Lenovo engineers have discovered a backdoor in the firmware of RackSwitch and BladeCenter networking switches. The company released firmware updates earlier this week.
The Chinese company said it found the backdoor after an internal security audit of firmware for products added to its portfolio following the acquisitions of other companies.
Backdoor added in 2004
Lenovo says the backdoor affects only RackSwitch and BladeCenter switches running ENOS (Enterprise Network Operating System).
The backdoor was added to ENOS in 2004 when ENOS was maintained by Nortel’s Blade Server Switch Business Unit (BSSBU).
Lenovo claims Nortel appears to have authorized the addition of the backdoor “at the request of a BSSBU OEM customer.” In a security advisory regarding this issue, Lenovo refers to the backdoor under the name of “HP backdoor.”
The backdoor code appears to have remained in the firmware even after Nortel spun BSSBU off in 2006 as BLADE Network Technologies (BNT).
The backdoor also remained in the code even after IBM acquired BNT in 2010. Lenovo bought IBM’s BNT portfolio in 2014.
Updates released for Lenovo and IBM switches
“The existence of mechanisms that bypass authentication or authorization are unacceptable to Lenovo and do not follow Lenovo product security or industry practices,” Lenovo said. “Lenovo has removed this mechanism from the ENOS source code and has released updated firmware for affected products.”
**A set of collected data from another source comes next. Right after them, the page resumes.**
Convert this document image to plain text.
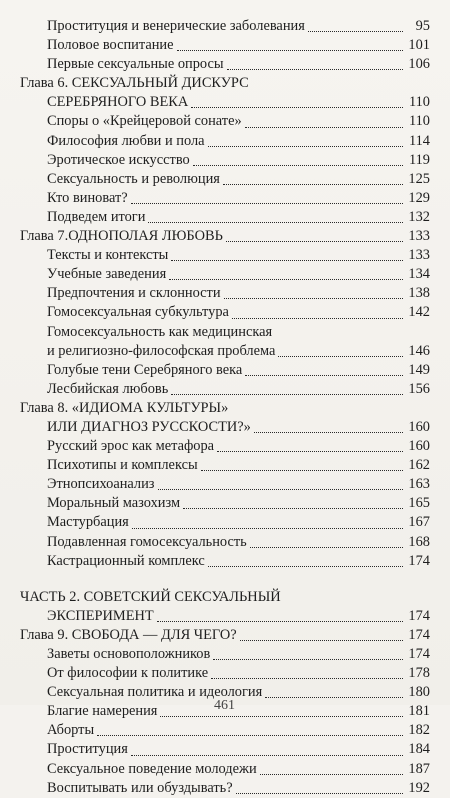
Проституция и венерические заболевания	95
Половое воспитание	101
Первые сексуальные опросы	106
Глава 6. СЕКСУАЛЬНЫЙ ДИСКУРС
СЕРЕБРЯНОГО ВЕКА	110
Споры о «Крейцеровой сонате»	110
Философия любви и пола	114
Эротическое искусство	119
Сексуальность и революция	125
Кто виноват?	129
Подведем итоги	132
Глава 7.ОДНОПОЛАЯ ЛЮБОВЬ	133
Тексты и контексты	133
Учебные заведения	134
Предпочтения и склонности	138
Гомосексуальная субкультура	142
Гомосексуальность как медицинская
и религиозно-философская проблема	146
Голубые тени Серебряного века	149
Лесбийская любовь	156
Глава 8. «ИДИОМА КУЛЬТУРЫ»
ИЛИ ДИАГНОЗ РУССКОСТИ?»	160
Русский эрос как метафора	160
Психотипы и комплексы	162
Этнопсихоанализ	163
Моральный мазохизм	165
Мастурбация	167
Подавленная гомосексуальность	168
Кастрационный комплекс	174
ЧАСТЬ 2. СОВЕТСКИЙ СЕКСУАЛЬНЫЙ
ЭКСПЕРИМЕНТ	174
Глава 9. СВОБОДА — ДЛЯ ЧЕГО?	174
Заветы основоположников	174
От философии к политике	178
Сексуальная политика и идеология	180
Благие намерения	181
Аборты	182
Проституция	184
Сексуальное поведение молодежи	187
Воспитывать или обуздывать?	192
461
Updates are available for both newer switches wearing the Lenovo branding, but also for older IBM-branded switches still in circulation and running ENOS. A list of switches that received firmware updates, along with download links for the firmware, are available in a Lenovo security advisory.
Lenovo said the backdoor is not found in the CNOS (Cloud Network Operating System), so switches running this OS are safe.
Backdoor is hard to exploit
The so-called “HP backdoor” is not a hidden account, but an authentication bypass mechanism that occurs under very strict conditions.
RackSwitch and BladeCenter switches support various authentication methods, via SSH, Telnet, a web-based interface, and a serial console.
An attacker can exploit this backdoor and bypass authentication when affected switches have various authentication mechanisms and security features turned on or off. Lenovo describes the various configurations in which the backdoor becomes active in the aforementioned security advisory.
If customers using these switches can’t update right away, there are mitigations they can apply and prevent the backdoor from activating.
This issue is tracked under the CVE-2017-3765 identifier.